The Odón device has the potential to allow for vaginal delivery in complicated pregnancies in which common medical practice would have led to a cesarean section, the use of forceps to extract the newborn or the use of a ventouse vacuum device that attaches suction cups directly to the baby's scalp. By reducing contact between the baby's skull and the birth canal, the risk of infection is also reduced.

==Conception==
The concept behind the device was developed in 2006 by Jorge Odón, a car mechanic from Lanús, Argentina, who had seen a video describing a method to extract a loose cork from inside an empty wine bottle by inserting a plastic bag into the bottle, inflating the bag once it has enveloped the cork and then pulling out the inflated bag together with the cork; Odón conceived of the use of this same technique that evening in bed and spoke with an obstetrician who encouraged him to move ahead with the idea. The first model of the device was created by sewing a sleeve onto a cloth bag and was tested using a doll inserted into a glass jar to simulate the use of the device in the delivery process.

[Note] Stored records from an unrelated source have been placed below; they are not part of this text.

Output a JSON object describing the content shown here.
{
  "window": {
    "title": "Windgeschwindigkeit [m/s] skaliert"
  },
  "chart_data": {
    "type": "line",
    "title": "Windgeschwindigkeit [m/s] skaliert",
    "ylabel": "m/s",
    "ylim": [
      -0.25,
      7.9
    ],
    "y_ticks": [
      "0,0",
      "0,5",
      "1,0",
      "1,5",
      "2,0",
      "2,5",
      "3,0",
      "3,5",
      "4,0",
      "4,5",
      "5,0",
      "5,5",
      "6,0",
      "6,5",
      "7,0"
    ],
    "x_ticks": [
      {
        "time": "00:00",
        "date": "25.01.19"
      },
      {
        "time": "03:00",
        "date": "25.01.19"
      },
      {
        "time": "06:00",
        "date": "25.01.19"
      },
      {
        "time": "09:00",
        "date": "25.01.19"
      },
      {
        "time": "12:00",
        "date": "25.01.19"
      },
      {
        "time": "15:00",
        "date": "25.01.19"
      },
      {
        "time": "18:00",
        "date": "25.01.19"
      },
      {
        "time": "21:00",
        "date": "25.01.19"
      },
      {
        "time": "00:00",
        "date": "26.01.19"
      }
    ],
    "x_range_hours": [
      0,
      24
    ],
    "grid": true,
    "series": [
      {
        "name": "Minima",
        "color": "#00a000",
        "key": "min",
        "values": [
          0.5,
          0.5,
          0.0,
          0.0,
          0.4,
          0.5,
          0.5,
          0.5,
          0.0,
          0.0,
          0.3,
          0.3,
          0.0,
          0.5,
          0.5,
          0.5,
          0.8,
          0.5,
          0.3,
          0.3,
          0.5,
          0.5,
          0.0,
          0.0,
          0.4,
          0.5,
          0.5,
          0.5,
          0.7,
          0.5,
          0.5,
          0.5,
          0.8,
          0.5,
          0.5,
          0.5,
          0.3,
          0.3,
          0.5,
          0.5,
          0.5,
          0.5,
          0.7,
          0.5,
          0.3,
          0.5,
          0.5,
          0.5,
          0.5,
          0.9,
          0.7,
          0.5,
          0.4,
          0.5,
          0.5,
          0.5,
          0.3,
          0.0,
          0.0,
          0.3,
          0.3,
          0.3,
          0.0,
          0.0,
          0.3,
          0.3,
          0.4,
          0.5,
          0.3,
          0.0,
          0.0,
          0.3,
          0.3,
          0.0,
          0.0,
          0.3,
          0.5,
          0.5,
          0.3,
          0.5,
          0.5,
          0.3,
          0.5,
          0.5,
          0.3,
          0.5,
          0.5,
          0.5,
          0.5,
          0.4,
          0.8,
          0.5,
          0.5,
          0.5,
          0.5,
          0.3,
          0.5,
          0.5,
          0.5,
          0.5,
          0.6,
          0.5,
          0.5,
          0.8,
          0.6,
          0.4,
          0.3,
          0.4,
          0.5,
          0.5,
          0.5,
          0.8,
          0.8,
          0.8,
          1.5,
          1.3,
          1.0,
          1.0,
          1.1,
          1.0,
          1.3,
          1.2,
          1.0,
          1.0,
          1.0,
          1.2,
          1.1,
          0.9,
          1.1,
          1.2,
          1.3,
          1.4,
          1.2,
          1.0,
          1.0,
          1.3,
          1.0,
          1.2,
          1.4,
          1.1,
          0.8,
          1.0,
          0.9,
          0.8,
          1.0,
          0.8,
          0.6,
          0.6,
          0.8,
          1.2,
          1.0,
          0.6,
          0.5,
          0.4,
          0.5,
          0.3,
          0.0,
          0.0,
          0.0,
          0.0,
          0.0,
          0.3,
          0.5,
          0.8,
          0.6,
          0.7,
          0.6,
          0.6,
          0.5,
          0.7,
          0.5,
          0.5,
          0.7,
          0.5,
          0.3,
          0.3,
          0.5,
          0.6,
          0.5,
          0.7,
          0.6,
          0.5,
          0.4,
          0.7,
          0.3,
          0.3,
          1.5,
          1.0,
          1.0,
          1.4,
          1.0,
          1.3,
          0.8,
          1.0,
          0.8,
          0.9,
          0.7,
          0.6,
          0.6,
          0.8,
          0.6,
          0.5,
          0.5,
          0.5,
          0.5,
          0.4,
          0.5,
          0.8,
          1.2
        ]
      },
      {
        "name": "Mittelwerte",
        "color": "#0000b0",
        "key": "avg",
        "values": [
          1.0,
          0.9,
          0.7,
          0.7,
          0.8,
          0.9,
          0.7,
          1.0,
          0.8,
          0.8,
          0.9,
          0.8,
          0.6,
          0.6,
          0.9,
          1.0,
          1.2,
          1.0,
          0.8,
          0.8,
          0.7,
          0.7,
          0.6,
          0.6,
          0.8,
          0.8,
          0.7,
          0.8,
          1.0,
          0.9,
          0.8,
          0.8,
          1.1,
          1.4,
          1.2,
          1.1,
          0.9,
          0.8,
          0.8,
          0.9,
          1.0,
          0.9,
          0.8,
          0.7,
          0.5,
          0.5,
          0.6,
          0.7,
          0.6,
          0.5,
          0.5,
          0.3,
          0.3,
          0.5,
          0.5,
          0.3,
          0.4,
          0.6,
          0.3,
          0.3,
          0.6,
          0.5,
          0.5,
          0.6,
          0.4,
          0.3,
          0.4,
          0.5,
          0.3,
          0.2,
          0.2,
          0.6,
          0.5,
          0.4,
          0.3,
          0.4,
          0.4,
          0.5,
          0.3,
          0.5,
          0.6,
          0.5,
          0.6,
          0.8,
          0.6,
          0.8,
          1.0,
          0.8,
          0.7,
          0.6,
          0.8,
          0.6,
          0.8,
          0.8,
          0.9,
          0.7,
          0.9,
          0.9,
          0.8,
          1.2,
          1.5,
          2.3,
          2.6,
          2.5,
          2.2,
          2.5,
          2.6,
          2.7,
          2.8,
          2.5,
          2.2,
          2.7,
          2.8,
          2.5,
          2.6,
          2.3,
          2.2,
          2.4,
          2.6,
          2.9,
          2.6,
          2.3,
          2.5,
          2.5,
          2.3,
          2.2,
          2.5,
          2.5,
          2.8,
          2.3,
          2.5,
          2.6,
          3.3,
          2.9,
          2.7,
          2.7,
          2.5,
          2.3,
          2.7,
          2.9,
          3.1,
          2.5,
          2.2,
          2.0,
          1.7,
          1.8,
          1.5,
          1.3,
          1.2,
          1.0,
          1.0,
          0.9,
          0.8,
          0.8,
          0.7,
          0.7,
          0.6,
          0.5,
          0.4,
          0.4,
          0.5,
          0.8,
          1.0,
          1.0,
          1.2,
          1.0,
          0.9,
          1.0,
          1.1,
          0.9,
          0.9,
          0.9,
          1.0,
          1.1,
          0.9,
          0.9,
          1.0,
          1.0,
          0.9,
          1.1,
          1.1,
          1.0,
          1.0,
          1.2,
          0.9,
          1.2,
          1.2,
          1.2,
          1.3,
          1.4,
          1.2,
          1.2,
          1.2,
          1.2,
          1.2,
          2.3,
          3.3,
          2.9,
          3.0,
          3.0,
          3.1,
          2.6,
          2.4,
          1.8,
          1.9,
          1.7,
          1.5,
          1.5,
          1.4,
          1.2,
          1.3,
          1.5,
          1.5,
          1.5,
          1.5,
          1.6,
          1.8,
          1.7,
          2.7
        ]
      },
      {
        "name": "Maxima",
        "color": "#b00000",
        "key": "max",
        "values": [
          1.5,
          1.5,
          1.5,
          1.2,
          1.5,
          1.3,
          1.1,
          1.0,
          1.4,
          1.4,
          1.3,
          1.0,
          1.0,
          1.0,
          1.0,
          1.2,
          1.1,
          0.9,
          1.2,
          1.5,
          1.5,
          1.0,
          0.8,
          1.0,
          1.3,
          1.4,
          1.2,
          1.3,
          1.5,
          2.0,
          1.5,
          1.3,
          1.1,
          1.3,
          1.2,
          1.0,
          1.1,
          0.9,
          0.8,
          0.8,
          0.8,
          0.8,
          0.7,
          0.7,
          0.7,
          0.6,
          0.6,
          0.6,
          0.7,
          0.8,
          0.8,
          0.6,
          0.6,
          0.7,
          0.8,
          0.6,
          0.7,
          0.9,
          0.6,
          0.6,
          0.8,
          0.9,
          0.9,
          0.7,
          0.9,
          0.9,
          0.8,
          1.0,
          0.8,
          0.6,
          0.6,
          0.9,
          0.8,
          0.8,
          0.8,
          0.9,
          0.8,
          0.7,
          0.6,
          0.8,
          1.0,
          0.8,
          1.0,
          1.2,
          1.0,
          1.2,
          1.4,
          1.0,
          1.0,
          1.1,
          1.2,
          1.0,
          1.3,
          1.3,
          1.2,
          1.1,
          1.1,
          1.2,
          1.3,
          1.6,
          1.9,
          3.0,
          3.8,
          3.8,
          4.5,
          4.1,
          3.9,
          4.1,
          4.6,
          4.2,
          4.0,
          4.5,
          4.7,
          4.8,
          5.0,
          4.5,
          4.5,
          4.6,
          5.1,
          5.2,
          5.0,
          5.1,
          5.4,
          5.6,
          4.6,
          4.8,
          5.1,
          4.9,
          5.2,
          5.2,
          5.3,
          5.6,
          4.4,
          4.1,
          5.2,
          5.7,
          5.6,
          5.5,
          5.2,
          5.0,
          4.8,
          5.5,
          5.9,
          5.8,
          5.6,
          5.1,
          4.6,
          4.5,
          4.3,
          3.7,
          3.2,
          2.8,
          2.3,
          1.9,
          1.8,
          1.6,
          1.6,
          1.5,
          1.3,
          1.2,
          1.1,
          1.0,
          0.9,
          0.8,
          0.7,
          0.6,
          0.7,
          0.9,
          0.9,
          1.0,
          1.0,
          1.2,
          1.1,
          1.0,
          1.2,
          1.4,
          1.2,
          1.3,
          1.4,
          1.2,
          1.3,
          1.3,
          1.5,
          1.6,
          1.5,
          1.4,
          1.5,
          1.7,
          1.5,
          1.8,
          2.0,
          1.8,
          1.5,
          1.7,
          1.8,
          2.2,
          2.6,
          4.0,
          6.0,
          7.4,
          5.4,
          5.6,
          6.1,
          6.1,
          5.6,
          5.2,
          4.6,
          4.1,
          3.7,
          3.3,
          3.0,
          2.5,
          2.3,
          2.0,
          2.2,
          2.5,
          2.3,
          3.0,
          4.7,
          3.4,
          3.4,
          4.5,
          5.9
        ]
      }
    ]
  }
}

In complicated deliveries, the device is positioned against the baby's scalp and the lubricated sleeve is gently inserted around the baby's head. Once a marker on the device indicates that it has been properly positioned, the sleeve's inner compartment is inflated, providing a strong grip on the baby's head. The inserter is taken away and the sleeve can be pulled with up to 19 kg of force to pull out the head and allow for the delivery of the baby.

==Testing and development==
After further testing, Odón was introduced to the chief of obstetrics at a hospital in Buenos Aires who saw the benefit of the method and arranged to have the device tested more thoroughly at an Iowa laboratory that has simulators designed to model delivery methods more realistically. Safety testing had been performed on 20 women in Argentina, all of whom had previously given birth and were experiencing uncomplicated pregnancies, including a woman who was able to deliver a baby weighing 9 lb with only two pushes. Further testing will be conducted on more than 250 women in China, India and South Africa, with a mix of pregnant women experiencing normal and complicated labor.

Becton Dickinson agreed to manufacture and distribute the unit and estimated that the Odón device could be constructed for $50 per unit, and it was expected that it could be used by midwives as well as obstetricians who would need minimal training to use the device effectively. The World Health Organization (WHO) offered favorable notices regarding the device, which was recognized for its "potential to save the lives of mothers and newborns at the time of birth". The WHO's Dr. Mario Merialdi called the device "exciting", saying that childbirth is an area that has had little recent progress. Dr. Margaret Chan, Director-General of the WHO, described the device as "a low-cost simplified way to deliver babies, and protect mothers [that] promises to transfer life-saving capacity to rural health posts, which almost never have the facilities and staff to perform a C-section [as] the first simple new tool for assisted delivery since forceps and vacuum extractors were introduced centuries ago."

A 2017 study on a model infant head indicated that the Odon device applied less pressure and traction to the infant's head before failing than some other devices when used correctly, as well as less pressure and torsion by some metrics (more torsion on the neck) when purposely inserted incorrectly around the neck of the infant than other tools.

A single set of tests of the device at Southmead Hospital, Bristol, UK in 2021 during births where an assistive method was deemed to be required allowed 19 of 40 births to be completed with the Odon device alone. In four of the cases in which an additional method was required, manufacturing defects were identified in the devices afterwards. Women's qualitative experiences and opinions of the device's use during delivery were also gathered during this study. In all but one case, women had positive reactions to the device.

As of 2023, no comprehensive summaries of efficacy and safety were available.